G. Revocation of Authorization
A third party must establish and maintain an easy-to-access mechanism for the consumers to revoke the third party’s authorization to access their covered data. As soon as a third party receives a revocation request from a consumer, it must notify the data provider and other third parties about such revocation.
Furthermore, on receipt of a revocation request, a third party must not:
- Collect the consumer’s data pursuant to the previous authorization; and
- Use or retain covered data that was previously collected unless use or retention of that covered data remains reasonably necessary to provide the consumer's requested product or service.
H. Use of Data Aggregator
A third party may use a data aggregator to perform authorization procedures on its behalf; however, it remains responsible for complying with the applicable requirements of the proposed rule. Moreover, the name of the data aggregator and a brief description of services that the data aggregator provides must be included in the authorization disclosure.
I. Policies and Procedures
A third party must establish and maintain policies and procedures to retain records that evidence its compliance with the proposed rule. Such records must be maintained for a reasonable time, not less than three years, from the consumer's most recent authorization.
The records maintained by a third party must include, without limitation, the following:
- A copy of the authorization disclosure that is signed or otherwise agreed to by the consumer and reflects the date of the consumer's signature or other written or electronic consent and a record of actions taken by the consumer, including actions taken through a data provider, to revoke the third party's authorization; and
- With respect to a data aggregator, a copy of any data aggregator certification statement provided to the consumer separate from the authorization disclosure.
Effective and Compliance Dates
The final rule will be effective 60 days after its publication in the Federal Register. However, compliance with the provisions of the final rule will be required at a later time depending upon the status and size of the data providers.

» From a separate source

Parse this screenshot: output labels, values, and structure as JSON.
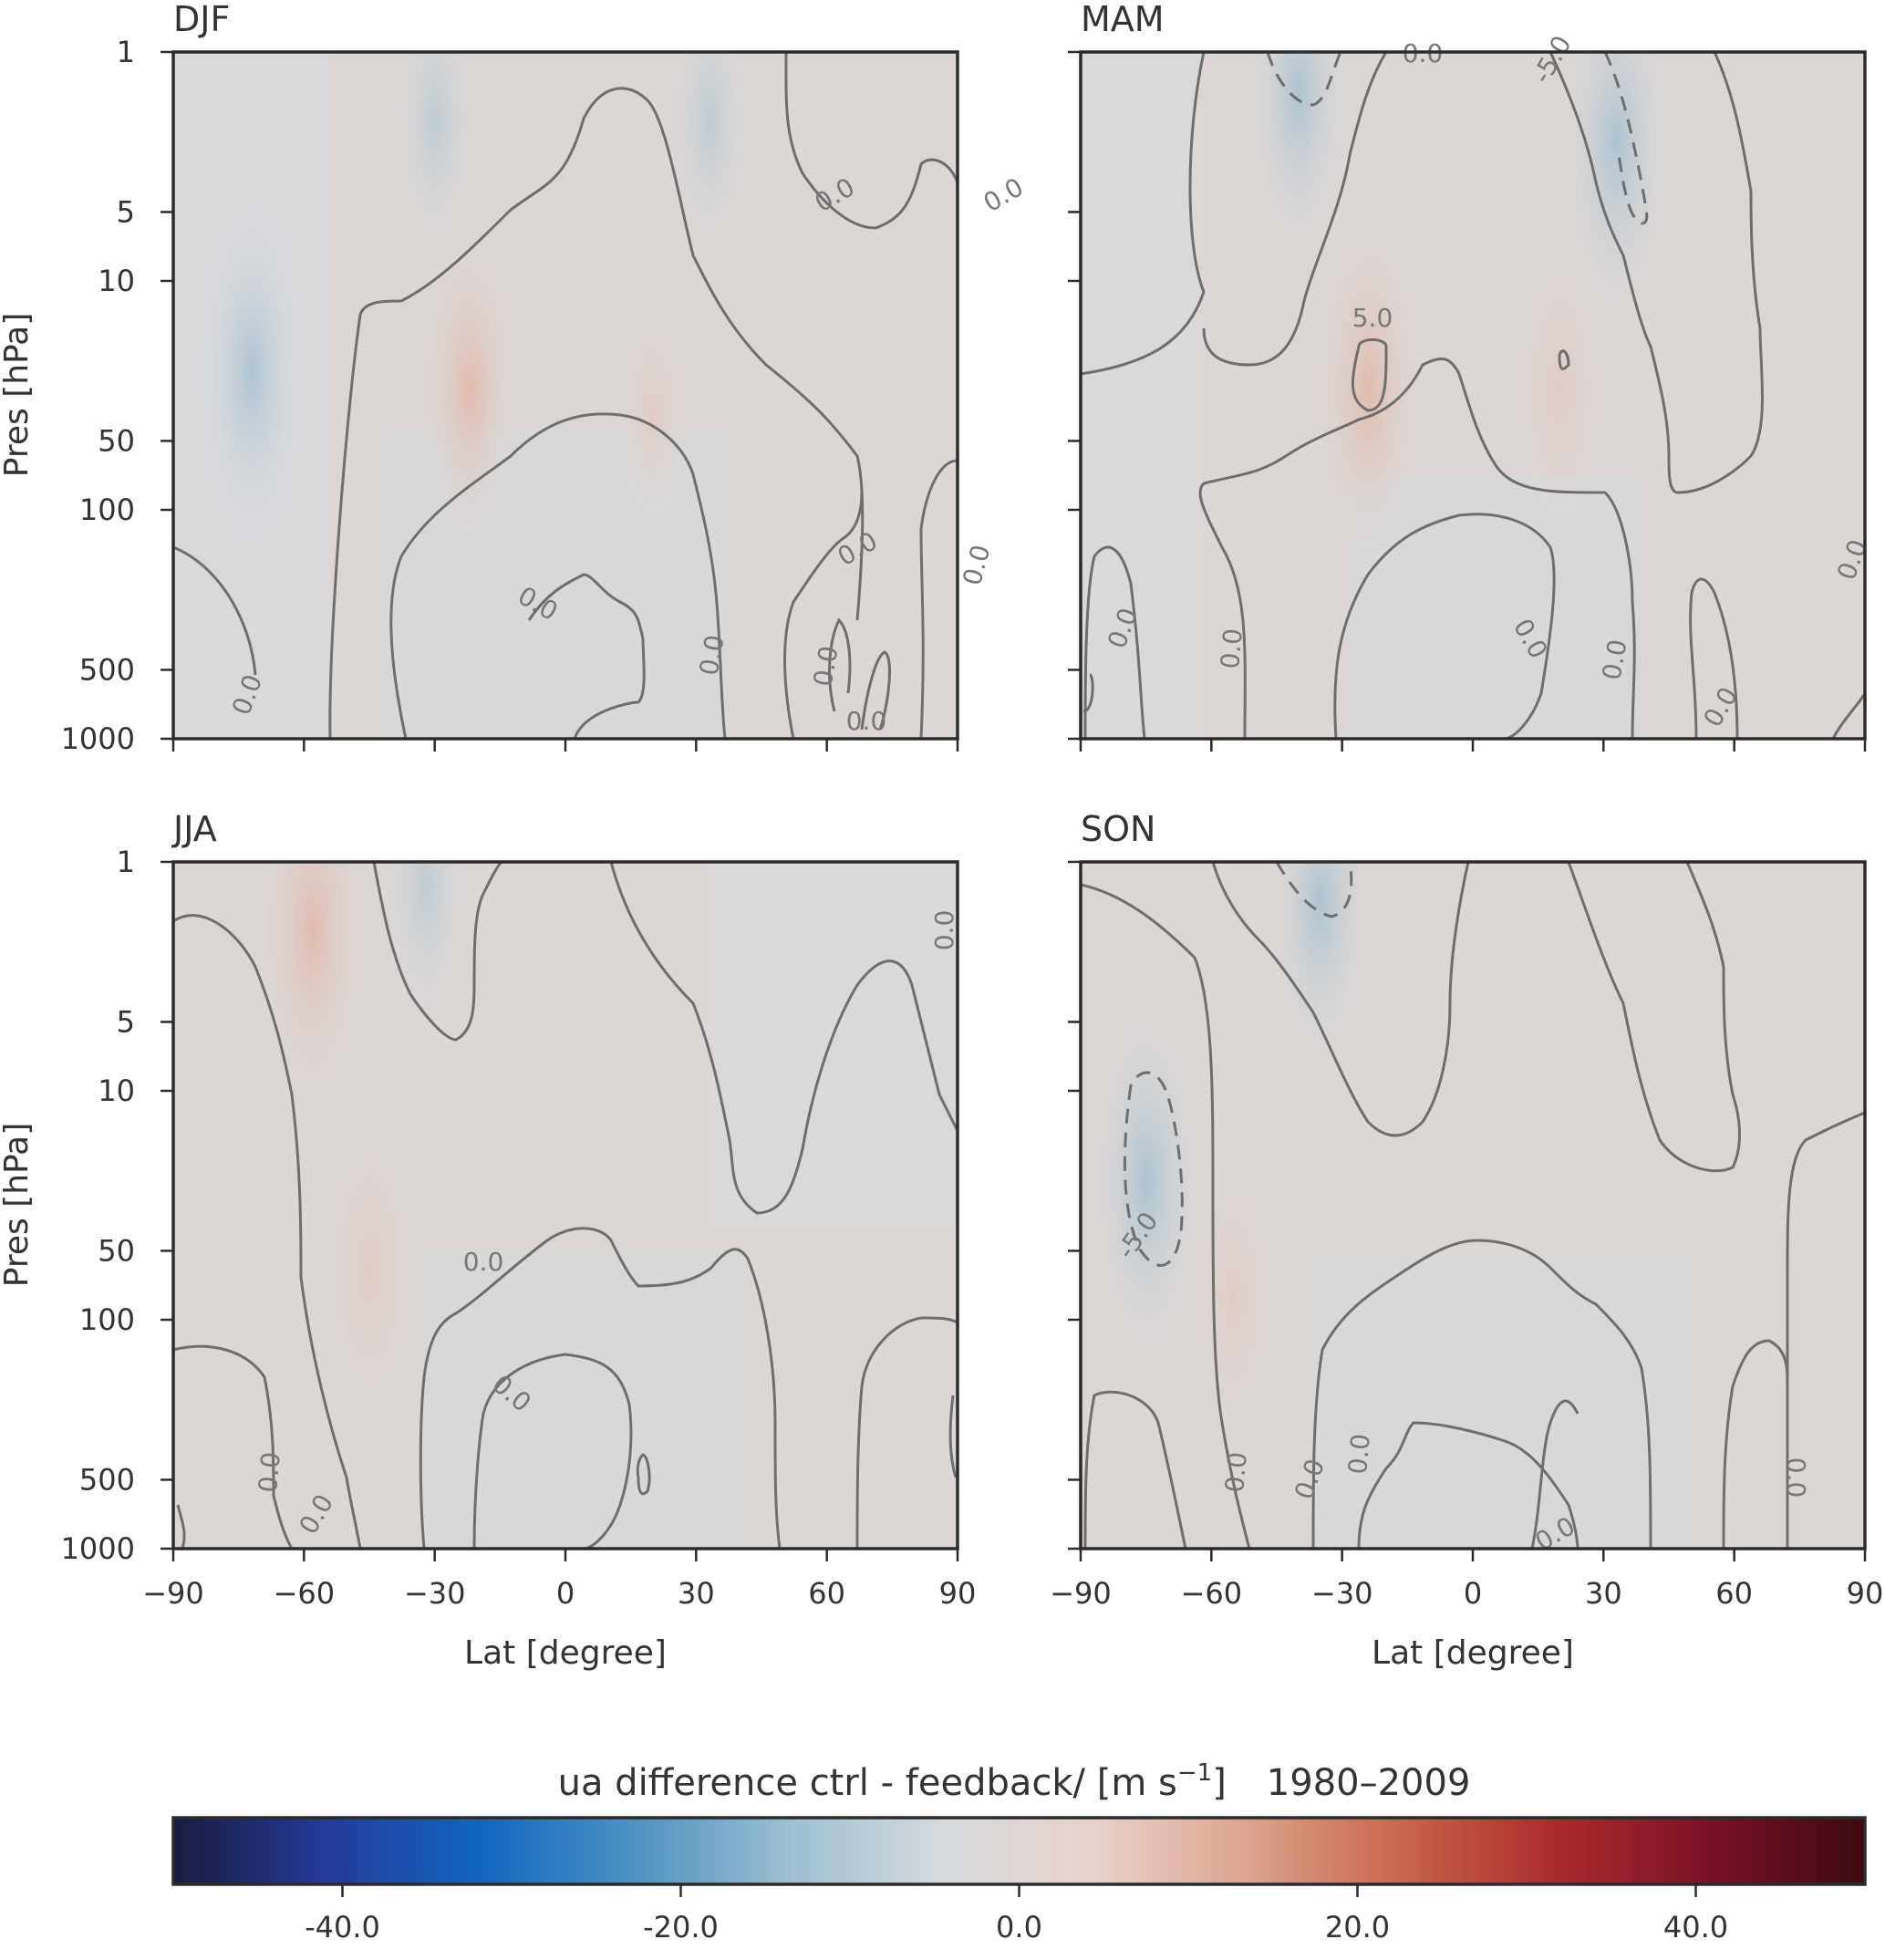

The table below sets forth different compliance dates for the data providers:
Covered Data Providers |
Compliance Date |
Depository institutions that hold at least $250 billion in total assets based on an average of Q3 2023 through Q2 2024 call report submissions |
April 1, 2026 |
Non-depository institutions that generated at least $10 billion in total receipts in calendar year 2023 or calendar year 2024 |
Depository institutions that hold at least $10 billion in total assets but less than $250 billion in total assets based on an average of Q3 2023 through Q2 2024 call report submissions |
April 1, 2027 |
Nondepository institutions that generated less than $10 billion in total receipts in both calendar year 2023 and calendar year 2024 |
Depository institutions that hold at least $3 billion in total assets but less than $10 billion in total assets based on an average of Q3 2023 through Q2 2024 call report submissions |
April 1, 2028 |
Depository institutions that hold at least $1.5 billion in total assets but less than $3 billion in total assets based on an average of Q3 2023 through Q2 2024 call report submissions |
April 1, 2029 |
Depository institutions that hold less than $1.5 billion in total assets but more than $850 million in total assets based on an average of Q3 2023 through Q2 2024 call report submissions |
April 1, 2030 |
Data providers that are exempt from the provisions of the final rule for not meeting the specified SBA size standard must start complying with the final rule within a reasonable time, not more than five years, after exceeding the SBA size standard.